Kamel Khiari (KK)[6]: Also, as with every negotiation, the law limits the matters we can negotiate. For example, our collective agreement cannot relate to a rule established in the Educational Childcare Act or its regulations, even if they affect our members' working conditions.

Did you encounter any unexpected obstacles?  

MP: Oh, yes! The pandemic has been an unknown we had to face collectively. In addition to the fear of a decree that would prohibit us from taking concerted action, we had to review our strategy because of the devastating consequences that COVID-19 has had on the Québec economy. Luckily our negotiating team was reliable and experienced, otherwise, I don’t think we would have made it through!

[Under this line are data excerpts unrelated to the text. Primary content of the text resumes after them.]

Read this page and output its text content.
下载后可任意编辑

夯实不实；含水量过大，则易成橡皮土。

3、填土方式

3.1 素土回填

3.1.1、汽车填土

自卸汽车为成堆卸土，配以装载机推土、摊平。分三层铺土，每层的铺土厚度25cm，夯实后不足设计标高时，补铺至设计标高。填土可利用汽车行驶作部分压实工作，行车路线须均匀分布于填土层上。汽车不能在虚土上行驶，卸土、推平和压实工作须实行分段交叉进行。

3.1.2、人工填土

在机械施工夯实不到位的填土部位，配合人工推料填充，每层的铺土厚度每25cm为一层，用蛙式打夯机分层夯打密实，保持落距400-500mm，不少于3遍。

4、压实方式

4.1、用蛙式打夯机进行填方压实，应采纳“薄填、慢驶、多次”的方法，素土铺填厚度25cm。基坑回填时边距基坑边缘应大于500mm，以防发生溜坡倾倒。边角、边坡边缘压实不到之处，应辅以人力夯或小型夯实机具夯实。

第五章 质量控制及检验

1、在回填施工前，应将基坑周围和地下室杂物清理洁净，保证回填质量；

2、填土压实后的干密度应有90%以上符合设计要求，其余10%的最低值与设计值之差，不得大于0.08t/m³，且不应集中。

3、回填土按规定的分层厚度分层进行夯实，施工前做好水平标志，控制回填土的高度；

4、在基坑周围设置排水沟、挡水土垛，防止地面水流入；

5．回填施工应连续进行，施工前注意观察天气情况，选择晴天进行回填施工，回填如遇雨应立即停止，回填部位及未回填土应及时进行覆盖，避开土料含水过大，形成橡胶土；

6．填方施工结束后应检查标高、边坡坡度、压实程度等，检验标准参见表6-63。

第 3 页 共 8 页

What were the main demands in this negotiation?  

Kamel Khiari

KK: In short, a decent salary and better working conditions. We demanded and still demand real recognition for HCEs, the work they do every day, and their experience. Even though we did not reach our initial objective of $16.75 an hour, we agreed with the Minister of Families on the establishment of a compensation committee for HCEs. This committee will make recommendations and adjustments will take place during the period covered by this collective agreement.

What does an indefinite general strike like the one led by HCEs mean for them?

MP: This represents a considerable challenge. First, because they are not paid on days they close and second, they risk losing clients because they are self-employed. HCEs, therefore, rely on collective strength to move discussions ahead at the negotiating table.

In what way did the mobilization of members and the population's support make a difference at the negotiating table?  

MP: The mobilization made all the difference!  It’s the reason why we’ve made such gains. The solidarity of our members during the indefinite general strike certainly took Minister Mathieu Lacombe by surprise.

KK: I would add that, without this strong mobilization, the FIPEQ-CSQ would hardly have benefited from such a strong media presence during these negotiations. This attention has led the population to support the cause of HCPs, a cause that has become a social one. Thus, the Minister could not help but improve his offer!

1 Fédération des intervenantes en petite enfance du Québec
2 Centres de la petite enfance.
3 Michelle L’Heureux is a FIPEQ-CSQ advisor and spokesperson for national negotiations for the SIPE sector.
4Anne-Marie Bellerose is FIPEQ-CSQ secretary-treasurer and responsible for negotiations for the SIPE.
5 Mélanie Piché is FIPEQ-CSQ vice-president and responsible for negotiations for the ADIM.
6 Kamel Khiari is a FIPEQ-CSQ advisor and ADIM spokesperson for negotiations.